Jesus, who was full of compassion and gave his life because God so loved the world, spoke more about judgment than he did most other subjects. He could not have been more clear that an excluding verdict awaits those who, in pride and self-sufficiency, exclude themselves by dismissing his generous offer of salvation by grace through faith (Matthew 5:22; John 3:16-18).
And yet, with an even greater intensity, the same Jesus got sideways with pious religious people who wished judgment on others (Luke 9:51-56). Though divine justice demands payment for sin, he desires that all would turn to him and find shelter from the wrath to come. He takes no pleasure in the death of anyone, including “the wicked” (Ezekiel 18:23).

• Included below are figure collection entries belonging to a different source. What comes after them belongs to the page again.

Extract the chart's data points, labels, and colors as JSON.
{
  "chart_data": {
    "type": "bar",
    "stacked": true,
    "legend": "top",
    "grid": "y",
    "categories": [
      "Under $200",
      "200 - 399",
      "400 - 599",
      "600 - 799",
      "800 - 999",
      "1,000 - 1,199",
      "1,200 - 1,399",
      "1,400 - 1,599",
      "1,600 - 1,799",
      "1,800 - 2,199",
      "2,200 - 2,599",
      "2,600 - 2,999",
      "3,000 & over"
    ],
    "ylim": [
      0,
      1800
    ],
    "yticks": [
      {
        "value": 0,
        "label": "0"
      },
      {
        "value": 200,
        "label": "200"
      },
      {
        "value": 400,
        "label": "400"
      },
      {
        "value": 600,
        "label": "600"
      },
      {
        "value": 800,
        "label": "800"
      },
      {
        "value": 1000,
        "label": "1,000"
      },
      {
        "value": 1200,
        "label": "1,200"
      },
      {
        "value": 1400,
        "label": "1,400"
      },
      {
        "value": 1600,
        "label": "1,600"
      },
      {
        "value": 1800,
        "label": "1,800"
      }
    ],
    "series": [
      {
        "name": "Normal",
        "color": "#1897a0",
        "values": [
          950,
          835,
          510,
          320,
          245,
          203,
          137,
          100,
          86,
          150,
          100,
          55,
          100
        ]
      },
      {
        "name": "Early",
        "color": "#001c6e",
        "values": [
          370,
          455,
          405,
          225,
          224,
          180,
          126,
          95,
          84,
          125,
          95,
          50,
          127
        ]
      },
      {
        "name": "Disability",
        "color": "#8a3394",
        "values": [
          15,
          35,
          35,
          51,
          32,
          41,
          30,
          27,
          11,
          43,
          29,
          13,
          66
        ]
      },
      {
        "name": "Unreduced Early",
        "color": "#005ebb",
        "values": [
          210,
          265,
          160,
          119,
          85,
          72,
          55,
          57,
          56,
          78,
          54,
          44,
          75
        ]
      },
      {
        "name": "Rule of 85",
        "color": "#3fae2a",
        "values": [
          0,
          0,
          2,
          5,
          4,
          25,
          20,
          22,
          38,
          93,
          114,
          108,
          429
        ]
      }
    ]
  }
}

Jesus, at whose cross “heaven’s peace and perfect justice kissed a guilty world in love,” perfectly balanced judgment with compassion.
Disorienting Truth About Judgment
Well-intentioned but deeply misguided religious folk confuse Jesus’s teaching when they express enthusiasm about God’s judgment upon others, thus leaving others hesitant to discuss this subject in any context at all. When believers do unChristian things “in the name of Christ”—whether it be Jesus’s disciples seeking revenge on Samaritans, Peter cutting off the ear of one of Jesus’s betrayers, fundamentalist ministers faulting “the homosexuals” for the September 11 terrorist attacks, or a fringe group falsely identifying as Christian parading around the country with “God hates you” signs—such behavior make it difficult for believers to raise the subject of judgment at all.
Nobody wants to be judged. In fact, most of us are terrified of being judged. And most of us are reluctant, as we should be, to judge others. We want to be known for showing compassion and understanding. We want to show nothing but grace and love to everyone.
So we get stuck sometimes with how, exactly, we are supposed to live with that line in the Apostles’ Creed that says Christ will come to judge the living and the dead. That he will separate sheep from goats and wheat from weeds. That there is an everlasting torment, a lake of fire, weeping and gnashing of teeth, and (gulp) a great many will spend eternity there.
The lover in us asks, why can’t everyone escape this horror?
The idea of heaven is easy to embrace. Even at a nonreligious funeral, mourners comfort each other with words such as, “She is in a better place now.” Conversely, for many the scriptural doctrine of damnation has become damnable. Charles Darwin once put to words what many of us naturally feel:
“I can indeed hardly see how anyone ought to wish Christianity to be true; for if so the plain language of the [biblical] text seems to show that the men who do not believe, and this would include my father, brother, and almost all my best friends, will be everlastingly punished. And this is a damnable doctrine.”
Yet we must wrestle with Jesus’s many words emphasizing that, indeed, it is true. In moments of clarity, I am reminded of how necessary—even compassionate—this doctrine of judgment can be for us in the here and now.
Compassionate Truth About Judgment
When the Bible’s teaching about judgment is dismissed, all victims of injustice, violence, and oppression are then put at risk. If God is a God of love without the accountability of justice, then vulnerable people become more vulnerable, and bullies are encouraged to continue bullying.
If there is no ultimate accounting for evil, what hope is there for Holocaust victims regarding Hitler? What do we say to little girls who have been sold into the sex trade by greedy, oppressive scoundrels? What do we say to the boy who is abused by his tyrannical father, or the unassuming elderly widow who is robbed at gunpoint?